Being the biggest ****** in the family , I had to make the pancakes, it being Shrove Tuesday .









Nice to know they really do wear POLJOT's.









Frank


----------



## raketakat (Sep 24, 2003)

They probably get a one way ticket to Siberia if they don't Frank







.

Looks like Putins reverting to the good old tried and tested autocratic Russian ways.

Sacked his cabinet today- they were thinking for themselves too much and not doing what he told them to.

It is nice to know that Russian pilots do wear them- it shows they can take some strain.


----------



## Stan (Aug 7, 2003)

Mine has a grey dial.


----------



## AlexR (May 11, 2003)

I remember seeing a picture of a Chinese space crew memeber wearing a Sturmanski once.
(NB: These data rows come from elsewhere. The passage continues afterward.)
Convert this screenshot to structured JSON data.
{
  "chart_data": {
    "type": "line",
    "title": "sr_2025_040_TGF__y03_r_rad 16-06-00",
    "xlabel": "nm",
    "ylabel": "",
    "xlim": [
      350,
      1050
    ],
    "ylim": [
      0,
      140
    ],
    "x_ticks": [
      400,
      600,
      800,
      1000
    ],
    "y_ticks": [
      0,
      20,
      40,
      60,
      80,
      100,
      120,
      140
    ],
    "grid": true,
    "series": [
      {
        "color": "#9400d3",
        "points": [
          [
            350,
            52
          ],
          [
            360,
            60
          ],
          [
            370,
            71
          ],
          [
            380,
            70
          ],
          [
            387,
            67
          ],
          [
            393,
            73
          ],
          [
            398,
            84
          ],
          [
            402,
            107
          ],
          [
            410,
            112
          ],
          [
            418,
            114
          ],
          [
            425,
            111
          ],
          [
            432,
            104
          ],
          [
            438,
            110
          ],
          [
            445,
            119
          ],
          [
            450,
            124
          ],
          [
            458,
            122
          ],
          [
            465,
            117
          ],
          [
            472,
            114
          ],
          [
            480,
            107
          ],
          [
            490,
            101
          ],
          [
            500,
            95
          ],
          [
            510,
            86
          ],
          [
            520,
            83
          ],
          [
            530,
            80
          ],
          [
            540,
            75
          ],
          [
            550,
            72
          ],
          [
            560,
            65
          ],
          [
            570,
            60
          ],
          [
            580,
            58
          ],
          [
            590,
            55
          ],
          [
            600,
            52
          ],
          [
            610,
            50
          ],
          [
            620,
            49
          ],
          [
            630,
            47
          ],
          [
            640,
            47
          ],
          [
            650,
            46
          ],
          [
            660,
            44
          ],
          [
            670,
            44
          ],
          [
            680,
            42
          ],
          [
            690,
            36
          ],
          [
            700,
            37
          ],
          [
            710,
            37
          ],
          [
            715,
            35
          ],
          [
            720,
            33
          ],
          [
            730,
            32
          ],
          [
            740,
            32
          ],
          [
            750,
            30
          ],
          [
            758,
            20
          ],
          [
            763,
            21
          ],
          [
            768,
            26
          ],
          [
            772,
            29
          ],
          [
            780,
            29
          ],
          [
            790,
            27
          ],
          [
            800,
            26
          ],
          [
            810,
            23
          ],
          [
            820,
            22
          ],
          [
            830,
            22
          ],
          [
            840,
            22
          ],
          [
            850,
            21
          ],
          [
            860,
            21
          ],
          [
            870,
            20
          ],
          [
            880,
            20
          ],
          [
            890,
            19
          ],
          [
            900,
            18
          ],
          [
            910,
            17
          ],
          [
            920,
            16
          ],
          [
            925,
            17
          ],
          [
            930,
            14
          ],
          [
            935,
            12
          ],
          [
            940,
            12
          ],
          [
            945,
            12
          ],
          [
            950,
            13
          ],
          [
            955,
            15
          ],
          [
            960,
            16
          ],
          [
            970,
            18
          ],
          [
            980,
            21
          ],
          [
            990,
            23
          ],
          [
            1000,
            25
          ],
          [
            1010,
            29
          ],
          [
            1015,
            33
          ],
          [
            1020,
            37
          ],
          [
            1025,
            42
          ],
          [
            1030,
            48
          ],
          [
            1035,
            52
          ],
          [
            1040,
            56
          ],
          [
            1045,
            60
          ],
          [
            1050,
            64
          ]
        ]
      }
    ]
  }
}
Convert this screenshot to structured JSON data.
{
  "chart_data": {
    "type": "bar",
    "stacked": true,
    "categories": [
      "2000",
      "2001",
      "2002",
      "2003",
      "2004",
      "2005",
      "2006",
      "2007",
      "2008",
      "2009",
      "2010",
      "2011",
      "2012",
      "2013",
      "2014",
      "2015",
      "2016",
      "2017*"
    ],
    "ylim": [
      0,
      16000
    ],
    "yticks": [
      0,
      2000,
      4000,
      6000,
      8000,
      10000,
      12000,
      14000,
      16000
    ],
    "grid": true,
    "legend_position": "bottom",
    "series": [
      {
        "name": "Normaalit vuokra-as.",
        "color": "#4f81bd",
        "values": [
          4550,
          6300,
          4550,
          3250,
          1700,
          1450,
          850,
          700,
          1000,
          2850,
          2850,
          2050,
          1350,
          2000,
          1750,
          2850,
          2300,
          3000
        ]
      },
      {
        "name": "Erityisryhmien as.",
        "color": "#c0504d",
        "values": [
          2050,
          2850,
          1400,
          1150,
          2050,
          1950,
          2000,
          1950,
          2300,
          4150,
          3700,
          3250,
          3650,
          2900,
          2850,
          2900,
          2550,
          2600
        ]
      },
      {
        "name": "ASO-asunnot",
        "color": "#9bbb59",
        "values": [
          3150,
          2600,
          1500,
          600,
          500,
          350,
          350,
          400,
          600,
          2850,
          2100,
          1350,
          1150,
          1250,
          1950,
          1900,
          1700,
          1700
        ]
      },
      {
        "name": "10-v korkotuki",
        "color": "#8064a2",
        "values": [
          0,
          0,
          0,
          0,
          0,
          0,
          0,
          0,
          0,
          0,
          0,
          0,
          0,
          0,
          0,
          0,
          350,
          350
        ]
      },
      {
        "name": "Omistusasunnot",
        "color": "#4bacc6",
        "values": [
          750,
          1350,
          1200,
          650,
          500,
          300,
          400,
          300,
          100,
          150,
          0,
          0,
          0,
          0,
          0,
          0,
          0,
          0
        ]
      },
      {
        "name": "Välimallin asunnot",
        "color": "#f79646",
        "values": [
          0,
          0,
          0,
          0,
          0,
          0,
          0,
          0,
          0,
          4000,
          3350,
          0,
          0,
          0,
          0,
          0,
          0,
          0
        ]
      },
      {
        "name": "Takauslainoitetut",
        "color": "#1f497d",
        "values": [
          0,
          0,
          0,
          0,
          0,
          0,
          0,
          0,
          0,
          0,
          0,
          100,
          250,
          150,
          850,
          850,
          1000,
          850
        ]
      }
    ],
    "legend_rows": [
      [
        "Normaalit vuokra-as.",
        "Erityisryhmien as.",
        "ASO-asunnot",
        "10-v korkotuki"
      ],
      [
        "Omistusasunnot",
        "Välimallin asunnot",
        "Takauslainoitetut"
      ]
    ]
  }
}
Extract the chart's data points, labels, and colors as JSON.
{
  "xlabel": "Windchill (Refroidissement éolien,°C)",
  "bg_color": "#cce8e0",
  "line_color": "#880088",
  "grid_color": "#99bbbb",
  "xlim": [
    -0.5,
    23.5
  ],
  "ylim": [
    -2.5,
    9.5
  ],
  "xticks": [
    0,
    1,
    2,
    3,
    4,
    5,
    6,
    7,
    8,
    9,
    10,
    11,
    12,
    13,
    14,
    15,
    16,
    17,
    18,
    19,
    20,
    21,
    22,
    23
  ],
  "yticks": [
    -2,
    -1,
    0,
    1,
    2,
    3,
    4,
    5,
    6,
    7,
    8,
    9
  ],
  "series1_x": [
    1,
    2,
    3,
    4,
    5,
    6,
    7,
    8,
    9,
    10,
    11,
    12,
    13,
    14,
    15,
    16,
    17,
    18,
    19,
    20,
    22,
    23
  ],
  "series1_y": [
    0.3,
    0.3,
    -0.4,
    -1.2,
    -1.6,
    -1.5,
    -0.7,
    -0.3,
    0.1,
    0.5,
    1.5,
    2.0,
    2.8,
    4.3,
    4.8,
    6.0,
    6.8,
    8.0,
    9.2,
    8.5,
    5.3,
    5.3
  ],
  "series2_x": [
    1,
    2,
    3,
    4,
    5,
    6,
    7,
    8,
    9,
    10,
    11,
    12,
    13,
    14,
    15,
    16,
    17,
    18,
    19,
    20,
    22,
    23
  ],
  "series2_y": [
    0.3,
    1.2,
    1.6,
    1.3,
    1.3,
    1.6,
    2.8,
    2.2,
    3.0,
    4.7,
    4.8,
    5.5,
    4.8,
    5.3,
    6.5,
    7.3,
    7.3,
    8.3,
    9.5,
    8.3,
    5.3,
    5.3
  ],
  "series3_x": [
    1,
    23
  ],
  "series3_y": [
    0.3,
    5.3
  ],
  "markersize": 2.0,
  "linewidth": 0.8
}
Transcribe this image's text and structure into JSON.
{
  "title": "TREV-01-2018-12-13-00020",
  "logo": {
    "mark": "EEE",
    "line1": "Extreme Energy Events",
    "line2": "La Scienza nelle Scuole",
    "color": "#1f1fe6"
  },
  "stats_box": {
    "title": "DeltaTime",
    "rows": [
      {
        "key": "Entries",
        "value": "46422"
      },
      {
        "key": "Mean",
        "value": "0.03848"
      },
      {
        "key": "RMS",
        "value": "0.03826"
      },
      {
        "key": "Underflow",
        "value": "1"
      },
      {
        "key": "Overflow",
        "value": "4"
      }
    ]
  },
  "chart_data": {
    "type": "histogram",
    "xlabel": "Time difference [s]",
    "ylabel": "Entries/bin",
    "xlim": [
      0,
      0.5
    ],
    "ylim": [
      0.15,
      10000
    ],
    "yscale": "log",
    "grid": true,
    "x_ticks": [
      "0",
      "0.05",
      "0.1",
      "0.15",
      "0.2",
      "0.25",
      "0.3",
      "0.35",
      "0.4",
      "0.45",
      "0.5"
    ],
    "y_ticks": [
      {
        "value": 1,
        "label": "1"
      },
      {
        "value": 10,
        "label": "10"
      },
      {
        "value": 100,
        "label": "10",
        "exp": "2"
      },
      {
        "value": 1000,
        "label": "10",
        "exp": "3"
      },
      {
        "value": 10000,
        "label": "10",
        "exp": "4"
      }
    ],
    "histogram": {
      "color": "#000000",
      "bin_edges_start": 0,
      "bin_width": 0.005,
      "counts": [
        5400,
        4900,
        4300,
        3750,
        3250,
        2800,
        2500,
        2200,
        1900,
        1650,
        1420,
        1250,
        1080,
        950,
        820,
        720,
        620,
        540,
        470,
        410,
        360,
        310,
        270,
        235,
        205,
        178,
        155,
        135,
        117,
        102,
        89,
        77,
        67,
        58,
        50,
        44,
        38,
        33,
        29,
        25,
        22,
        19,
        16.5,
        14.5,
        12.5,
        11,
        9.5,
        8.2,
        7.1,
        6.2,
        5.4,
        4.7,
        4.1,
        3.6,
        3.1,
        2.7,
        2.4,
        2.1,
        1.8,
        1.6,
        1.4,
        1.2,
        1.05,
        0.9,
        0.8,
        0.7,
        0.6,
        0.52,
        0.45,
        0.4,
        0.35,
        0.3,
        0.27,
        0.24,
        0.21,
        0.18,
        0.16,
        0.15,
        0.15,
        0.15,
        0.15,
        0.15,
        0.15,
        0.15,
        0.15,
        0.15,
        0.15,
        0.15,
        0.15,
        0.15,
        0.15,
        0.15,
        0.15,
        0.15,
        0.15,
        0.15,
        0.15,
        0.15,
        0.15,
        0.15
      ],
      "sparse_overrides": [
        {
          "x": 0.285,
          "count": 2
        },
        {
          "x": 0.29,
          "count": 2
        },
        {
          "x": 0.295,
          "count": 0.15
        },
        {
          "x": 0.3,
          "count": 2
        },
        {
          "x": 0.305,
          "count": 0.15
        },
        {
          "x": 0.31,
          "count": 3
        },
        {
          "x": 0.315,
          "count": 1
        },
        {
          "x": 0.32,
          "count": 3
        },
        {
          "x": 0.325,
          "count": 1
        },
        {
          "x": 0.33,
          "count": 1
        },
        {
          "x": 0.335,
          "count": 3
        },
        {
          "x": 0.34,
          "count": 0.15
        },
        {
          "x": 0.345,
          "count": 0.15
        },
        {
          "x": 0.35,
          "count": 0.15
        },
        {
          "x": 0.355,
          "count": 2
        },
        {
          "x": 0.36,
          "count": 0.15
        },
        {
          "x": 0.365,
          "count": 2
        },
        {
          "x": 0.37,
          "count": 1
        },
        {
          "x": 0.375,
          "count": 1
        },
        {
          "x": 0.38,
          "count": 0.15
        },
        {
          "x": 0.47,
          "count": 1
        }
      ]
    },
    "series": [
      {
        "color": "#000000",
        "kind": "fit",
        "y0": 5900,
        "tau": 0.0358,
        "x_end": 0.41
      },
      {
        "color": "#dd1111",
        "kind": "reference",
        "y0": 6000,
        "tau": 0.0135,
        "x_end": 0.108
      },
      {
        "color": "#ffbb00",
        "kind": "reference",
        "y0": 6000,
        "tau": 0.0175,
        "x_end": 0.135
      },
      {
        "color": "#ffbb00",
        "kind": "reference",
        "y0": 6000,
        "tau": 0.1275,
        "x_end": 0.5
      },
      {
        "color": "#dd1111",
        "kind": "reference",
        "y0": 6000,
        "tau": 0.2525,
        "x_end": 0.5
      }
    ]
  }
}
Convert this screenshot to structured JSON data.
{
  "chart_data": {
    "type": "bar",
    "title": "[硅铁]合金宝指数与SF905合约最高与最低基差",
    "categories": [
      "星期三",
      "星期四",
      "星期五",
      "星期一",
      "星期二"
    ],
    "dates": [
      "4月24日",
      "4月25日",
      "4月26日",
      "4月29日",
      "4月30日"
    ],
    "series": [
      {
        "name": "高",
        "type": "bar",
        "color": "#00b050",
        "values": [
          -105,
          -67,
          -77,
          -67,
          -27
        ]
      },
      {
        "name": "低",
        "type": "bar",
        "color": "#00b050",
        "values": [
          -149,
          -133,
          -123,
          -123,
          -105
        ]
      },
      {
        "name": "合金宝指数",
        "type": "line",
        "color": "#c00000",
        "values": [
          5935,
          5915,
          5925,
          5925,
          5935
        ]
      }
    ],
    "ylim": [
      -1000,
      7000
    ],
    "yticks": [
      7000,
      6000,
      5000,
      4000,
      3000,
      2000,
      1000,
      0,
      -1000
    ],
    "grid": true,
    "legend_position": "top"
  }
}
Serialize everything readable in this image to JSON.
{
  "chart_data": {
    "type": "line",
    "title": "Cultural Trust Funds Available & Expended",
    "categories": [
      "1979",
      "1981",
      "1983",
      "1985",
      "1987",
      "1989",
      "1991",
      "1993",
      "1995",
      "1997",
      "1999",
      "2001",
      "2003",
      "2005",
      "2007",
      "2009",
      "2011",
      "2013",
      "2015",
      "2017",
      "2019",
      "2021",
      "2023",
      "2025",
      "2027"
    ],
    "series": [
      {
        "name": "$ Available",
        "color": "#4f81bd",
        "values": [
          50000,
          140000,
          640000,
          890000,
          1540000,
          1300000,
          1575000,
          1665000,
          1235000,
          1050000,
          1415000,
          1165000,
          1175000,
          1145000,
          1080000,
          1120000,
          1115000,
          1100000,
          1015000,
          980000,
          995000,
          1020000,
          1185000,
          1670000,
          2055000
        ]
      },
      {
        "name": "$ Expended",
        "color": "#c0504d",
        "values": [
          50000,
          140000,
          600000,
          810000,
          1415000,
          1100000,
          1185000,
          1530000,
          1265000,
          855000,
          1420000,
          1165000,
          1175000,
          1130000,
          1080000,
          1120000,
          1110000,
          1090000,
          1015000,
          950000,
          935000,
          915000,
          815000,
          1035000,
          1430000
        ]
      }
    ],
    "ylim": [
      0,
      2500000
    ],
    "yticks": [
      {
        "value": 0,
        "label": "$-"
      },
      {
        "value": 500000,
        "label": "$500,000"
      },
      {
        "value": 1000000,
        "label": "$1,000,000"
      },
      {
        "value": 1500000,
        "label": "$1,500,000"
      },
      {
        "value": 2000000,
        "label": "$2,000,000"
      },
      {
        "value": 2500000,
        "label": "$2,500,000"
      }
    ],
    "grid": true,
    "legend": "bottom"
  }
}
The early ones with the hacking movement and without the inner rotating bezel,are the ones to have,they were the first and designed for the Russian Airforce,quite rare,but a few do appear on Eprey,you just need to know what to look for.


----------



## phlogistician (Jul 22, 2003)

At the National Space Centre in Leicester, there's a display about Helen Sharman, who trained as an astronaut in Russia. In one picture of her, she's with a cosmonaut, who is clearly wearing a Sturmanskie Chrono.

Of course, I was wearing mine too. I'm just a space cadet though, ...!


----------